Dossier législatif
La lutte contre les fraudes sociales et fiscales
Vous votez sur une mesure dans le cadre d'une loi qui vise à lutter contre les fraudes aux aides sociales et aux impôts. Cette loi propose plusieurs outils pour mieux détecter et sanctionner les fraudes, comme le travail non déclaré (aussi appelé "travail au noir") ou les fausses déclarations de revenus.
L'amendement rejeté concernait spécifiquement les sanctions contre les employeurs qui emploient des salariés sans les déclarer (travail dissimulé).
L'amendement demandait d'augmenter les peines pour les employeurs reconnus coupables de travail dissimulé. Concrètement, il proposait de :
- Porter la peine maximale de prison de 3 à 5 ans pour les cas les plus graves.
- Doubler le montant maximal de l'amende, qui serait passée de 45 000 € à 90 000 € pour une personne physique (un employeur individuel) et de 225 000 € à 450 000 € pour une entreprise.
L'amendement a été rejeté de justesse (56 voix pour, 59 contre). Cela signifie que les sanctions actuelles contre le travail dissimulé restent inchangées. Les employeurs condamnés pourront toujours encourir jusqu'à 3 ans de prison et 45 000 € d'amende (225 000 € pour une entreprise).
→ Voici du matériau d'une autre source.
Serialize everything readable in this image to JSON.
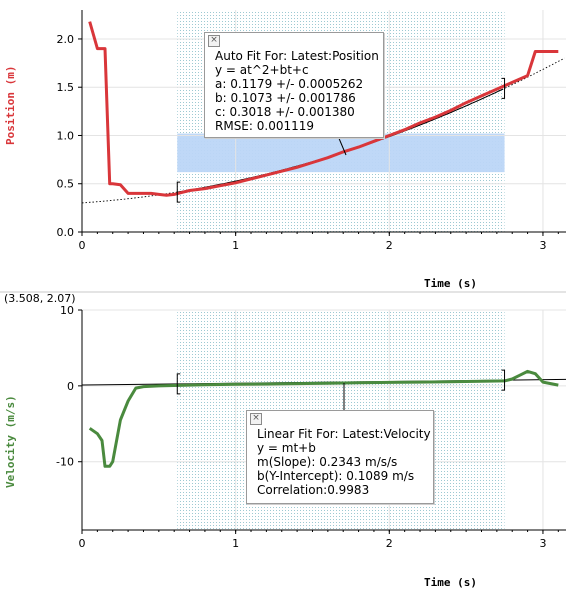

Cette décision concerne directement :
- Les employeurs, qui ne verront pas les sanctions pour travail dissimulé devenir plus sévères.
- Les salariés, dont les droits (comme la couverture sociale ou les cotisations retraite) ne seront pas mieux protégés par une hausse des peines.
- L'État et les organismes sociaux, qui continueront à appliquer les mêmes règles pour récupérer les sommes fraudées.